Roger tells a real-life analogy, which starts with a ship traveling through the Suez Canal, when the boiler suddenly catches fire. The Captain starts to put out the fire, when his Superior, who is also on board the ship, asks the Captain what he is doing. “Why, putting out the fire of course!” replies the captain. The Superior orders the Captain to continue through the canal without stopping for the fire, explaining that he cannot stop the ship in the Suez Canal, for reasons relating to corrupt Egyptian officials who will not hesitate to take over the ship and cargo. ‘We’re not doing it, keep going,’ orders the Captain’s Superior.

“I thought that was a weird story”, remarks Schank. It was only later, after meeting a real ship captain and giving him the story premise, that Roger was surprised to find the captain arriving at the same conclusion i.e. ‘Full speed ahead!’ This story serves as an illustration of getting a story, from an expert, at a moment when you need it most – a “just in time” story. There is untold value in receiving wisdom in a timely fashion, often expressed in various cultures through oral or written short stories

On the road to getting a machine to be intelligent, one would have to conquer the “expert in the machine.” Working on artificial intelligence that imitates a human mind is not a clean and streamlined process. Developing a machine or system that can imitate a story-telling human does not necessarily equal an intelligent entity. Does the computer really understands what it’s saying? As far as we can deduce, the answer is still no. At some point, Schank remarks, scientists have to know and incorporate the structure of human memory and learning – the key issue in intelligence – in order to build a truly intelligent machine.
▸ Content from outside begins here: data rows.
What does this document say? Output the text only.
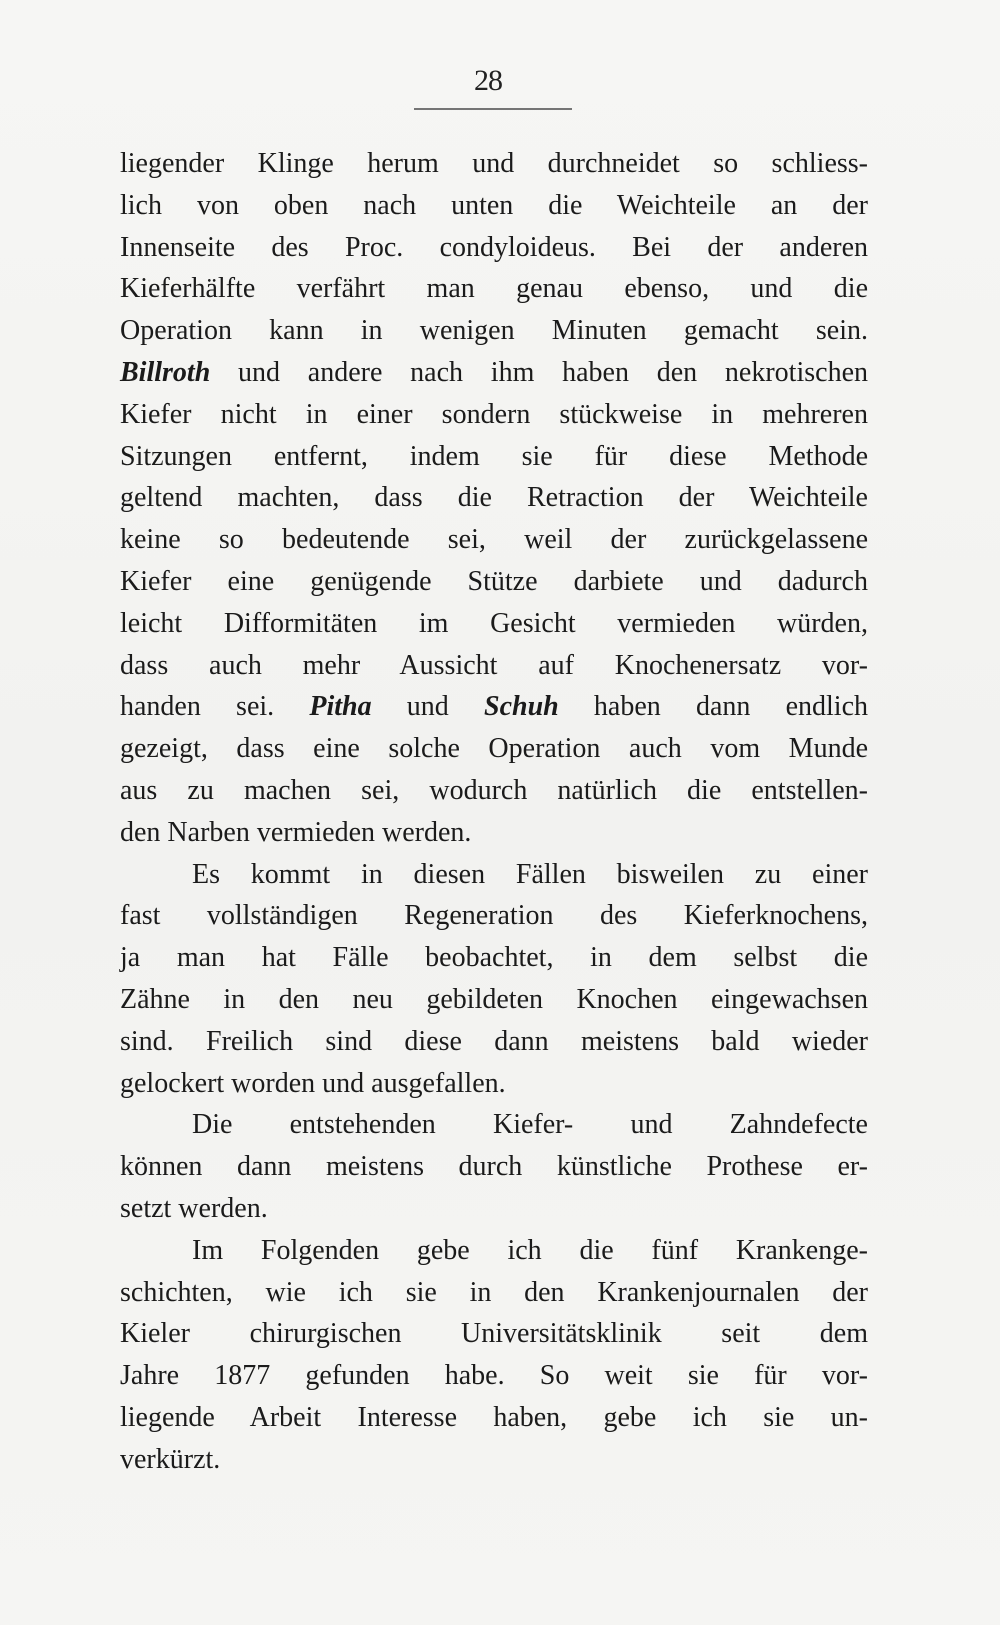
28

liegender Klinge herum und durchneidet so schliess-
lich von oben nach unten die Weichteile an der
Innenseite des Proc. condyloideus. Bei der anderen
Kieferhälfte verfährt man genau ebenso, und die
Operation kann in wenigen Minuten gemacht sein.
Billroth und andere nach ihm haben den nekrotischen
Kiefer nicht in einer sondern stückweise in mehreren
Sitzungen entfernt, indem sie für diese Methode
geltend machten, dass die Retraction der Weichteile
keine so bedeutende sei, weil der zurückgelassene
Kiefer eine genügende Stütze darbiete und dadurch
leicht Difformitäten im Gesicht vermieden würden,
dass auch mehr Aussicht auf Knochenersatz vor-
handen sei. Pitha und Schuh haben dann endlich
gezeigt, dass eine solche Operation auch vom Munde
aus zu machen sei, wodurch natürlich die entstellen-
den Narben vermieden werden.

Es kommt in diesen Fällen bisweilen zu einer
fast vollständigen Regeneration des Kieferknochens,
ja man hat Fälle beobachtet, in dem selbst die
Zähne in den neu gebildeten Knochen eingewachsen
sind. Freilich sind diese dann meistens bald wieder
gelockert worden und ausgefallen.

Die entstehenden Kiefer- und Zahndefecte
können dann meistens durch künstliche Prothese er-
setzt werden.

Im Folgenden gebe ich die fünf Krankenge-
schichten, wie ich sie in den Krankenjournalen der
Kieler chirurgischen Universitätsklinik seit dem
Jahre 1877 gefunden habe. So weit sie für vor-
liegende Arbeit Interesse haben, gebe ich sie un-
verkürzt.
Schank does not believe a true, machine-based AI is going to emerge in his lifetime. There simply has not been enough funding in the appropriate direction of AI research. Yet, Roger believes that in the next 10 years, we can replicate a version of ‘just-in-time’ teaching, an indexed system that helps people think through situations in life by providing them with an extension of mind, a tool that increases human decision-making through helpful and relevant stories.